Admettons que l’invisible ne soit plus vraiment une valeur sûre. Du moins, l’invisible tel qu’en parlaient Maupassant, Edgar Poe, Lovecraft et tant d’autres avant eux. Comme si le modernisme, avec l’électricité, puis plus tard les néons et les LED, avait fait disparaître ce que recouvrait auparavant l’invisible. Un jeu de bonneteau. L’invisible d’hier encore était là, on change la donne, on appuie sur l’interrupteur, on rallume, où est-il ? Peut-être logé dans des mots tout neufs, sous blister : complot, fake news, lanceur d’alerte, État profond, Davos.
Admettons alors qu’on puisse changer d’éléments de langage aussi aisément que l’on modifie notre perception de la réalité. Admettons que X, au siècle dernier, ait éprouvé tout un pan des peurs ataviques de l’humanité et qu’il ait été témoin de ce cambriolage. Du fait qu’en changeant la fréquence de ce qu’avait été, depuis l’origine des temps, l’invisible – aussi facilement qu’on change de station de radio – on ait modifié, en quelque sorte, le génome humain. Ce ne serait pas totalement sot de songer que certains eussent pratiqué ce sport à profit. Pour faire toujours plus de pognon, évidemment. Puisqu’il n’y a plus que cela qui compte.
Admettons que ce genre de chose soit également inéluctable. Qu’il ne faille pas s’illusionner, que les époques précédentes aient été mieux équipées en vocabulaire pour s’effrayer ou se rassurer sur ces phénomènes électriques, magiques, que sont nos émotions, nos pulsions. Rester sans voix devant la peur. En être ébahi, ébaubi, tout autant que devant le désir. On comprend presque aussitôt ce lien entre la peur et le désir dans l’imaginaire des bibliothèques. À la fois la peur de l’immensité du contenu d’une bibliothèque et l’inéluctable qui en découle presque en même temps : se dire qu’on ne pourra jamais tout lire. On ne le pourra plus.
L’universalisme aussi est un mot caduque, lié à une certaine idée que les êtres se faisaient, ou plutôt ne se faisaient pas, de l’inéluctable. On pouvait hier encore s’imaginer posséder une connaissance totale d’un sujet, voire même de plusieurs, sans doute grâce à une transversalité du savoir. Ou encore par analogie. Ce que X éprouva, il s’en était ouvert un jour à Y, avec beaucoup de nostalgie.
Admettons aussi que c’est cette nostalgie de toute une époque envers l’universalisme qui aura engendré la nôtre.

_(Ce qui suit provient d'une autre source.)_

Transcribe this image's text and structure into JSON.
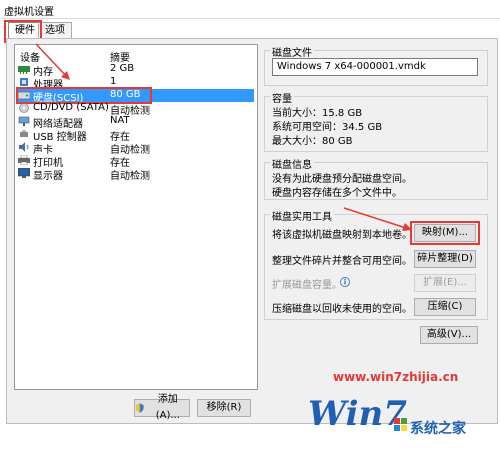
{
  "window": {
    "title": "虚拟机设置"
  },
  "tabs": [
    {
      "label": "硬件",
      "active": true
    },
    {
      "label": "选项",
      "active": false
    }
  ],
  "device_table": {
    "col_device": "设备",
    "col_summary": "摘要",
    "rows": [
      {
        "name": "内存",
        "summary": "2 GB",
        "icon": "memory-icon"
      },
      {
        "name": "处理器",
        "summary": "1",
        "icon": "processor-icon"
      },
      {
        "name": "硬盘(SCSI)",
        "summary": "80 GB",
        "icon": "hard-disk-icon",
        "selected": true
      },
      {
        "name": "CD/DVD (SATA)",
        "summary": "自动检测",
        "icon": "cd-dvd-icon"
      },
      {
        "name": "网络适配器",
        "summary": "NAT",
        "icon": "network-adapter-icon"
      },
      {
        "name": "USB 控制器",
        "summary": "存在",
        "icon": "usb-icon"
      },
      {
        "name": "声卡",
        "summary": "自动检测",
        "icon": "sound-card-icon"
      },
      {
        "name": "打印机",
        "summary": "存在",
        "icon": "printer-icon"
      },
      {
        "name": "显示器",
        "summary": "自动检测",
        "icon": "display-icon"
      }
    ]
  },
  "buttons": {
    "add": "添加(A)...",
    "remove": "移除(R)"
  },
  "disk_file": {
    "label": "磁盘文件",
    "value": "Windows 7 x64-000001.vmdk"
  },
  "capacity": {
    "label": "容量",
    "current": "当前大小：15.8 GB",
    "free": "系统可用空间：34.5 GB",
    "max": "最大大小：80 GB"
  },
  "disk_info": {
    "label": "磁盘信息",
    "line1": "没有为此硬盘预分配磁盘空间。",
    "line2": "硬盘内容存储在多个文件中。"
  },
  "utilities": {
    "label": "磁盘实用工具",
    "map_desc": "将该虚拟机磁盘映射到本地卷。",
    "map_btn": "映射(M)...",
    "defrag_desc": "整理文件碎片并整合可用空间。",
    "defrag_btn": "碎片整理(D)",
    "expand_desc": "扩展磁盘容量。",
    "expand_btn": "扩展(E)...",
    "compact_desc": "压缩磁盘以回收未使用的空间。",
    "compact_btn": "压缩(C)"
  },
  "advanced_btn": "高级(V)...",
  "watermark": {
    "url": "www.win7zhijia.cn",
    "logo_text": "Win7",
    "logo_cn": "系统之家"
  },
  "colors": {
    "highlight": "#e53935",
    "selection": "#3399ff",
    "accent": "#1f5fb4"
  }
}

Une époque prônant l’oubli, le carpe diem, la méditation pleine conscience, les théories fumeuses sur la sérendipité, l’instant présent. Par paresse, par facilité. Ce qui autrefois nécessitait de lire, de s’interroger, de questionner le monde nous intéresse moins que des réponses toutes faites, destinées à créer l’égrégore d’une nouvelle matrice rassurante.
Admettons que, de toutes les peurs qui auront disparu, l’abandon seul subsiste encore. Dieu nous a abandonnés avec Nietzsche. Que nous reste-t-il après cela, qui puisse ne pas se désagréger sous nos yeux fatigués ? La réalité.
Une idée de réalité nous abandonne, laissant la place à un théâtre d’ombres, à un spectacle grotesque, ubuesque. La foi en l’humanité nous quitte réciproquement à celle que nous avions placée dans nos institutions.
Qu’en est-il de la peur de X, à présent, de son désir, et des nôtres ?
Les mots me manquent cruellement pour les exprimer.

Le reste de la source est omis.